Awesome
What is MARC::MIR
The current repo comes with 2 things that must be clearly seperated at some point:
- A specification of in memory, acmeic representation of MARC records.
- A Perl implementation of this spec. with
- a very fast ISO2709 serialization/deserialization module
- very nice set of helpers that make MIR manipulations very easy.
see lib/MARC/MIR/Tutorial.pod for futher informations.
MARC::MIR out of the Perl world
-
MARC::MIR python port was written during pycon.fr 2013. I also seen a proto of the MARC::MIR::Template port.
-
I wrote (and have to release) a port of MARC::MIR in ... java :) because it was an excuse to learn about NIO2 and it would give us opportunity to use MIR from clojure and Perl6. As i have no usage of MARC::MIR anymore, motivation is hard to find.
Quo vadis, MARC::MIR ?
First steps of this project came fast and promising before it was discontinued about 2 years ago (last CPAN release in 2013 january).
-
All those code were preliminaries of a big project to merge 4 ILS at Strasbourg University. This project was canceled as the university decided to use commercial solutions to achieve this work.
-
Since then, i occasionally work on MARC records and MARC::MIR is usable enough.
-
I didn't have the occasion to work directly with librarians to setup a complex use case and ensure the whole toolchain can be used without the help of a programmer
-
As i really expect MARC (as well as some librarians) to die, i had no interest on working on this project. even on spare time.
So if someone want to take over my modules, please feel free. Also, there are 2 ways to increase my own motivation:
- invite me to a workshop with some librarians to work on usecases (the mechanics is in good enough shape to come to the battlefield)
- donate or hire me as contractor (the whole todo list, including documentations and test suites, is about 1 full-time month, some tasks are just few hours).
Todo
- make a clear separation between specs and implementation
- complete the reference documentation
- write/improve tutorials
- complete test suites
- it SHOULD be done an acmeic way
- it MUST be battle tested in the case of records written from scratch (as it's the case i almost never had to handle)
- finish canceled projects
Canceled projects
normalize, validate and query MARC records
As a MIR is just an array of array, very simple validations can be written using any existing tool which can query/validate a datastructure.

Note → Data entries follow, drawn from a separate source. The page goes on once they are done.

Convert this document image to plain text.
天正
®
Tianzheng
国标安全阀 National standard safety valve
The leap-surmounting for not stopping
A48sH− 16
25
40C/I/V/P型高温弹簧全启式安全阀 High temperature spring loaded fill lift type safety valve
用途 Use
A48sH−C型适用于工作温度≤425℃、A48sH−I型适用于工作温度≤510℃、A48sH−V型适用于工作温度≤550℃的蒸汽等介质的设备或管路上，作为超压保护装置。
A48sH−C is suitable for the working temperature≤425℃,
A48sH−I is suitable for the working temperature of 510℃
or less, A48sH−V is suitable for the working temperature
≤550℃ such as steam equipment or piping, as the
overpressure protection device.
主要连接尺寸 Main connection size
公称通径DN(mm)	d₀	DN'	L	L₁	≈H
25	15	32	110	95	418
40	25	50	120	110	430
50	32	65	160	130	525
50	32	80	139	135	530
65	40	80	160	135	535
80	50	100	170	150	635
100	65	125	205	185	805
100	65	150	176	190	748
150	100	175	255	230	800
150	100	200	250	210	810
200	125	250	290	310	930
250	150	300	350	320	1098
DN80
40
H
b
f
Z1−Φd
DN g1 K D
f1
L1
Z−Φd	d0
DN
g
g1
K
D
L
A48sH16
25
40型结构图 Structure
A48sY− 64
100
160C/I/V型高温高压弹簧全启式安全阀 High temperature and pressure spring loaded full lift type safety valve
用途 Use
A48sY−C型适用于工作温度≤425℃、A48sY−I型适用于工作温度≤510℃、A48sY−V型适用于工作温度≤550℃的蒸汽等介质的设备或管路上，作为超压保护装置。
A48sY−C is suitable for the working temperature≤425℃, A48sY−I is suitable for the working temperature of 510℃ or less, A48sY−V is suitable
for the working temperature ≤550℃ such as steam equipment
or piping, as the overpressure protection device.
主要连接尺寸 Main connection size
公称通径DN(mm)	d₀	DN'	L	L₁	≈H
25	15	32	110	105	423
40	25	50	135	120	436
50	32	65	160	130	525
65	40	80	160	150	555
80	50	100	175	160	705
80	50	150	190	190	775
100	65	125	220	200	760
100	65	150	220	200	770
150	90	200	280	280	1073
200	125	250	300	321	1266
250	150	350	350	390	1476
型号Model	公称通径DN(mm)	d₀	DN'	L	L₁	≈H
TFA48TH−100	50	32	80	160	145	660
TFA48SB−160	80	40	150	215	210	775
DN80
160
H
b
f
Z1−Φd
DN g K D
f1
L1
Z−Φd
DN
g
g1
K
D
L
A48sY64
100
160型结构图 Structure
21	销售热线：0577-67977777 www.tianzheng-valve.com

I gave Kwalify a try, you can find the [eg/validate](documented source).
Although, some other pages deserve further reads and tests:
- rx
- json-schema
- (perl implementation)
- quick ref from npm
- with interesting disgressions like metawidget
- jsonary
- JSON validation combinators
But i guess this method would consume a lot of ressources to validate or query
a large set. Plus, rules can be really boring to write if you come with some
cases rarely seen out of the MARC world. What it you want to find a title
matching "rome", "romulus" or "remus" (assuming title
can be 200$a
, 200$b
or 200$c
).
For those range of problems, i use MARC::MIR helpers directly from Perl
use MARC::MIR;
use Perlude;
sub keep_roman_books {
print if
grep $_
, map_values { /rome|romulus|remus/ }
[ 200, [qw( a b c )] ]
, from_iso2709
}
Also i can't expect librarians to do so. that's why we need more tools whom
- MUST be acmeic (usable from any technology or programming langage)
- MUST be GUI driven (it would be possible to write rules from a web interface)
- MAY come with a DSL: intensive users may probably go crazy with web interfaces.
S-expr would be perfect. not only because it will be very easy to implement and port but also because it would be a very pleasant to read and edit
(any 200$[abc] (~ "rome|romulus|remus"))
Both GUI and DSL would store a query as a datastructure that can be used by validation tools. The first to come idea would be (written in YAML).
any:
- field: 200
- subfield: [a, b, c]
- value: [match, "rome|romulus|remus" ]
I made a lightning talk of a prototype during the French Perl Workshop 2013 and a nicer version i now use daily for other purposes is in my github.
ISO-5426 from/to UTF-8
I wrote a ICU Unicode Charmap and tested it using Perl encoding system. It was very fast but we had to deal with some unexpected symbols so i didn't release the whole thing.
Now it's pretty clear unexpected symbols come from our ILS extension of the charmap. We came to the idea to write a 'ISO-5426-loose-unistra' table but we never took time for it.
MARC::MIR::Template
MARC::MIR::Template works very well if you don't care about field indicators. I never had to deal with those indicators so "it worked for me".
Also, there is a known bug but i documented the work around and never got time to investigate on it. I wrote a test in a suite that can be uncommented in the case someone fix it.